ブテリンは、基盤レイヤーの一部をロックすることで、エラーと予期せぬ事態を減らすことができ、メンテナントがいなくなった場合でもイーサリアムが安全に機能できるようにできると提案している。彼はこれを「エグジットの証明」と呼び、基盤プロトコルが開発者がメンテナンスをやめたときに失敗するサービスではなく、最小限の信頼で動作するツールとなることを目指している。
常により新しいものに取り組むのではなく、ブテリンは「固化(オッシフィケーション)」を想像している。つまり、機能の中心部分を失うことなく、ネットワークを凍結できる状態にすることである。革新はレイヤー2、ウォレット、プライバシー用ツール、アプリケーションへと移行し、基盤レイヤーは安定的かつ安全なまま維持されるのである。

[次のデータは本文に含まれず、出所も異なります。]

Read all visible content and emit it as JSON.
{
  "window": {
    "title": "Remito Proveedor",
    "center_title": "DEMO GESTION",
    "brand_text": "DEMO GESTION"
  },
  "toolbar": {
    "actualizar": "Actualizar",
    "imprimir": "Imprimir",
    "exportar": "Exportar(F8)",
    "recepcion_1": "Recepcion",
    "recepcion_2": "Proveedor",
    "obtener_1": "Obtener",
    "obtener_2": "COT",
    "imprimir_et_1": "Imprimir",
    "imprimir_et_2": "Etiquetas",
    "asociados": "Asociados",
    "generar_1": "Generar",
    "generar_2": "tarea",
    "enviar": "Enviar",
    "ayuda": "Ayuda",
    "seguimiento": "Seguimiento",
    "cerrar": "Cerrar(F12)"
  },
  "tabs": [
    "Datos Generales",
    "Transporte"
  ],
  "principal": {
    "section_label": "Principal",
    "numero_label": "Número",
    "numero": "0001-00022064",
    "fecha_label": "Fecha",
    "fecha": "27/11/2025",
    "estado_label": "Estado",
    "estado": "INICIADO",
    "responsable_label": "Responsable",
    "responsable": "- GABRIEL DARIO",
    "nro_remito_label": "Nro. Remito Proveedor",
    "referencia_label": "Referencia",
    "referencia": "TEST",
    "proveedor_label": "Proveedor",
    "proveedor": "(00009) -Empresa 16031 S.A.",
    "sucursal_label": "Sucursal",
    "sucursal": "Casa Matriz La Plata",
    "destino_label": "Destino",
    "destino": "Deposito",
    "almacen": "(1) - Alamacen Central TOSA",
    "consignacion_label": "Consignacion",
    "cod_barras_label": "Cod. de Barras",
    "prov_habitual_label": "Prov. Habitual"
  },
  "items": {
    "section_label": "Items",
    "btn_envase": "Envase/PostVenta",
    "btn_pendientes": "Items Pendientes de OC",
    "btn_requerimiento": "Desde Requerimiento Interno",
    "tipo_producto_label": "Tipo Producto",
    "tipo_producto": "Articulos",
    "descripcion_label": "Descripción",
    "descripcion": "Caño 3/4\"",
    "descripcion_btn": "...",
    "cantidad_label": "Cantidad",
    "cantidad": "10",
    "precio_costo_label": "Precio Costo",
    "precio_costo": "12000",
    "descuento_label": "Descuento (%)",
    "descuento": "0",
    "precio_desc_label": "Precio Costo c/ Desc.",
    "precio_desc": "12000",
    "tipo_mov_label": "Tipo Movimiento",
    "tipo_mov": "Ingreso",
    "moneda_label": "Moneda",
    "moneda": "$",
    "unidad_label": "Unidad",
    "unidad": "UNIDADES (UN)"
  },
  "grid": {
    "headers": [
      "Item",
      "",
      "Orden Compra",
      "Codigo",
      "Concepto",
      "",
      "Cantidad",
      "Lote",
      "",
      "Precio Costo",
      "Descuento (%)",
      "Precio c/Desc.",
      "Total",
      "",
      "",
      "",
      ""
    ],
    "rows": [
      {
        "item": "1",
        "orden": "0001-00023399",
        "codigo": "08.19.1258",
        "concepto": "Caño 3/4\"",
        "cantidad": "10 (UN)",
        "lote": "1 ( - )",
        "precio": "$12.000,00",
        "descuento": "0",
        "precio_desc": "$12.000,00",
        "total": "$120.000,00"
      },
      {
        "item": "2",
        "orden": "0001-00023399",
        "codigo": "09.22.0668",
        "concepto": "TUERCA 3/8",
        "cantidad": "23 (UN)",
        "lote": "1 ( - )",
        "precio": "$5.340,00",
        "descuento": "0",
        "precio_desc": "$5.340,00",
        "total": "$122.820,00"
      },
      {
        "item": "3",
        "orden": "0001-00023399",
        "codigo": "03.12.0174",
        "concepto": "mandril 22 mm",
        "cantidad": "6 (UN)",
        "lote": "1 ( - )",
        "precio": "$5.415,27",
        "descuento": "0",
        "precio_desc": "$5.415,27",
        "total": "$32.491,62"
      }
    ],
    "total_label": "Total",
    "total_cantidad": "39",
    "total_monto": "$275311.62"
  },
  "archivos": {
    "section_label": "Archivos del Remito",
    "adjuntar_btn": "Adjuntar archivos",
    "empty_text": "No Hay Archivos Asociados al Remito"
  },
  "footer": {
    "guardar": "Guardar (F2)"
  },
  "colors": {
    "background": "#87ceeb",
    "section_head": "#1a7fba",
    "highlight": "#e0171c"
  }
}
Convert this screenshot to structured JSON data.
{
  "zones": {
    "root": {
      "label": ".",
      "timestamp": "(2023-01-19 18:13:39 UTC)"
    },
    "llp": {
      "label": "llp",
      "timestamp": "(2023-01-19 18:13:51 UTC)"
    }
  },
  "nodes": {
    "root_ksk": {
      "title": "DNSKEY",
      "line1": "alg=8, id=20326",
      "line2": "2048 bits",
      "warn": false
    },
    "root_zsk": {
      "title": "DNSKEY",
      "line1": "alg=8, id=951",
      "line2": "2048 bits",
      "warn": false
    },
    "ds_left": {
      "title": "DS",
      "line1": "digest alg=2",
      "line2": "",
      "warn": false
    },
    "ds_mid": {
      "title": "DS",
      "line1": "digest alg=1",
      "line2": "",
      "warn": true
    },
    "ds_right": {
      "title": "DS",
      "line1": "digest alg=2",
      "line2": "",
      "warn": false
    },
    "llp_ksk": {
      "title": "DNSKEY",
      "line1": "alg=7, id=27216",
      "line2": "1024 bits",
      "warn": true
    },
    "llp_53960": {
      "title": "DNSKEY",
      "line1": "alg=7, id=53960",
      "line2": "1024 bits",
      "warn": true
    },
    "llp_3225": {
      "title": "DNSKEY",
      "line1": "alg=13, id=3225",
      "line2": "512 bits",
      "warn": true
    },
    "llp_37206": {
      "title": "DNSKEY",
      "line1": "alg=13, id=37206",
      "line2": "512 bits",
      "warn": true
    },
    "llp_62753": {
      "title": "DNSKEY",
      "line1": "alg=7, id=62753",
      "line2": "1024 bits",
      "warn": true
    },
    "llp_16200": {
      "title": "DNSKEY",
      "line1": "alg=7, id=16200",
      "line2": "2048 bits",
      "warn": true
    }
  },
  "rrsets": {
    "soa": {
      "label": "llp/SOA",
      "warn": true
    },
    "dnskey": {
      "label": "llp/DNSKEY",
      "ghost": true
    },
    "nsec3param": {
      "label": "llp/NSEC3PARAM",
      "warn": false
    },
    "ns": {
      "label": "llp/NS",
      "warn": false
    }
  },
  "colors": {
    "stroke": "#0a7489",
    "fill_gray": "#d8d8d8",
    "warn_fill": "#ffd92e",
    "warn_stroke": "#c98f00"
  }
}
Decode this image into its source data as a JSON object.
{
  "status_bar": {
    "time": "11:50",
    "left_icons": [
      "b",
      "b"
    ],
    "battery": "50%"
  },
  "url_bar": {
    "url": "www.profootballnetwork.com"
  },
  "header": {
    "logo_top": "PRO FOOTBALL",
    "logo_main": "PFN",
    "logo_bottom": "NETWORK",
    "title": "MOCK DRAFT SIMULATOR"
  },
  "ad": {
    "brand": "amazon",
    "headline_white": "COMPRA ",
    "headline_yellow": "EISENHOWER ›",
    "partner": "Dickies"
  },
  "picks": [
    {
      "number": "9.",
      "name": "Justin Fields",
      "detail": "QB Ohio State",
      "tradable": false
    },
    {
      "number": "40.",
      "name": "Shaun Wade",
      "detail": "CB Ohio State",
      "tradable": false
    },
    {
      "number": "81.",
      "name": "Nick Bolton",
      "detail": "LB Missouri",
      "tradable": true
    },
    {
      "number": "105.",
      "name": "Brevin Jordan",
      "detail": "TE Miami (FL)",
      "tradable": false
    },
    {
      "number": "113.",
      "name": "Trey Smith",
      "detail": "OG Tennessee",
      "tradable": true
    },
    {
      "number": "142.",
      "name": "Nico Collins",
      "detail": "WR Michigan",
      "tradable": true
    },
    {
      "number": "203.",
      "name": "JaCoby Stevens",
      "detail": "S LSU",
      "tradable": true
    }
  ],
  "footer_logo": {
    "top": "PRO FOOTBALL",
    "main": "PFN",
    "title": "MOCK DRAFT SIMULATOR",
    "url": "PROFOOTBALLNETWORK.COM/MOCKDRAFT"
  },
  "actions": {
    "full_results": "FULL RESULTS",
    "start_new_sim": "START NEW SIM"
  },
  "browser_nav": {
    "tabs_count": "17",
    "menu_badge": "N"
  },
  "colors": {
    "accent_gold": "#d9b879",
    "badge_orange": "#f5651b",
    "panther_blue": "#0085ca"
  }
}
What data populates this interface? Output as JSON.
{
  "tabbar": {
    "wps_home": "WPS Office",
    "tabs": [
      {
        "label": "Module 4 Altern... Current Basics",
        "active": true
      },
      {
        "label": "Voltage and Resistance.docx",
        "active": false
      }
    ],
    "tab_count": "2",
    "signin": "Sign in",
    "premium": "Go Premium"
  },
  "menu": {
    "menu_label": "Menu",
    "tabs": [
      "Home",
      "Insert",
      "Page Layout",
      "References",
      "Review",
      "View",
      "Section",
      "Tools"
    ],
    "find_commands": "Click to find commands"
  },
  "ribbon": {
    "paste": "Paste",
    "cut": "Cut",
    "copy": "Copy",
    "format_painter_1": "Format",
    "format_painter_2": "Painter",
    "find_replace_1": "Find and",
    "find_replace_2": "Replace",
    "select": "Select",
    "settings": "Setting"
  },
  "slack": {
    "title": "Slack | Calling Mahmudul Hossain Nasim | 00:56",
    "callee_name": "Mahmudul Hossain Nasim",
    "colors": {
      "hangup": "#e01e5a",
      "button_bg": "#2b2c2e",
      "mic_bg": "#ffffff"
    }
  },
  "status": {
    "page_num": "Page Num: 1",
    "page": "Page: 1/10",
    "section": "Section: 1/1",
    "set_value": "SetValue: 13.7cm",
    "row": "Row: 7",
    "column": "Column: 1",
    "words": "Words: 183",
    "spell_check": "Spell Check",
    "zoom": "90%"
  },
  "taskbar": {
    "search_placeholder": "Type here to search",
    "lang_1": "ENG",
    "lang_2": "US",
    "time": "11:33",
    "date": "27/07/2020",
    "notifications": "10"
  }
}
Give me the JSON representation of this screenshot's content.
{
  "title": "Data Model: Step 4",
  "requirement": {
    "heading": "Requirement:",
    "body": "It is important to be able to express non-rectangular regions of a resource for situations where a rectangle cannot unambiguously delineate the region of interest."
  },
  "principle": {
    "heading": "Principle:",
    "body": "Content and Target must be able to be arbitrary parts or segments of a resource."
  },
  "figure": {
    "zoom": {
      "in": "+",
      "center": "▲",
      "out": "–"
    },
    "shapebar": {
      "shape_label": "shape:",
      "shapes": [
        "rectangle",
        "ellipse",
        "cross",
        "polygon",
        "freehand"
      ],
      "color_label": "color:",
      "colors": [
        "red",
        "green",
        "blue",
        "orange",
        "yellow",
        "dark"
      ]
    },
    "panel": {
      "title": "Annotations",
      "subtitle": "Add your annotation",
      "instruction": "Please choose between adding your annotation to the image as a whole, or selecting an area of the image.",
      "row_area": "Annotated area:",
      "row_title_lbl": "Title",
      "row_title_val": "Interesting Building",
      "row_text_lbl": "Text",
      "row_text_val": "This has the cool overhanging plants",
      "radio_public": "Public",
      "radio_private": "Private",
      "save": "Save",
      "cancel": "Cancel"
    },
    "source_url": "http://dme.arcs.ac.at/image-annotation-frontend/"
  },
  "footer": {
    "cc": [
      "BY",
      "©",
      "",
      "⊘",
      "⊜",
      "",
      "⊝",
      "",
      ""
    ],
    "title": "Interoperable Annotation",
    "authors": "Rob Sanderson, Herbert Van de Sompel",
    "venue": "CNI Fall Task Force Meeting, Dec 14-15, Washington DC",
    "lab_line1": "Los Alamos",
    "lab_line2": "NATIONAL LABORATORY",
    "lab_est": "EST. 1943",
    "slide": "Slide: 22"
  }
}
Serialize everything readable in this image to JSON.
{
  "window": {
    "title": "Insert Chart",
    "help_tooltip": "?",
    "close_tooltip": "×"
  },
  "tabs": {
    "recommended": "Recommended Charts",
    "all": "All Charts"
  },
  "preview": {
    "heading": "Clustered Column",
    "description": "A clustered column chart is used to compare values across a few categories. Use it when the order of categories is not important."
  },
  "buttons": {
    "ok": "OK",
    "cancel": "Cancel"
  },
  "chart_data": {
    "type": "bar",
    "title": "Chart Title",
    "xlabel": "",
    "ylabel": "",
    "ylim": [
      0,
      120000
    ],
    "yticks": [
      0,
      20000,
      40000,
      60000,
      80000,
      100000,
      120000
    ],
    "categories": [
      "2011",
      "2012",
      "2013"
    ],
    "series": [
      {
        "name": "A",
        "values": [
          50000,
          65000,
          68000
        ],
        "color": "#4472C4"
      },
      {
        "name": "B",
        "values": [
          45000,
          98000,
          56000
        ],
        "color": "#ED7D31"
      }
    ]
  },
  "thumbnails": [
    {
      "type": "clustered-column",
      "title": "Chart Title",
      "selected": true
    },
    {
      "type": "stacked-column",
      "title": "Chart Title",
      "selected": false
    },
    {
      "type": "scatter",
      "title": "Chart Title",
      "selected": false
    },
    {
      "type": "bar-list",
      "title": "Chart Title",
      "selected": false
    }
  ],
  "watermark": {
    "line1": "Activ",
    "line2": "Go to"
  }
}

このアプローチは、速い追随者を称賛する暗号通貨文化に対する批判ともいえる。イーサリアムの長期的な目標は、慎重なプロトコル設計によって、高影響度のアップデートのリスクを最小限に抑えることで、信頼性と安定性を確保しつつ、破壊的な統合ではなく、クライアントの最適化やパラメータの調整といった段階的な進化を可能にすることである。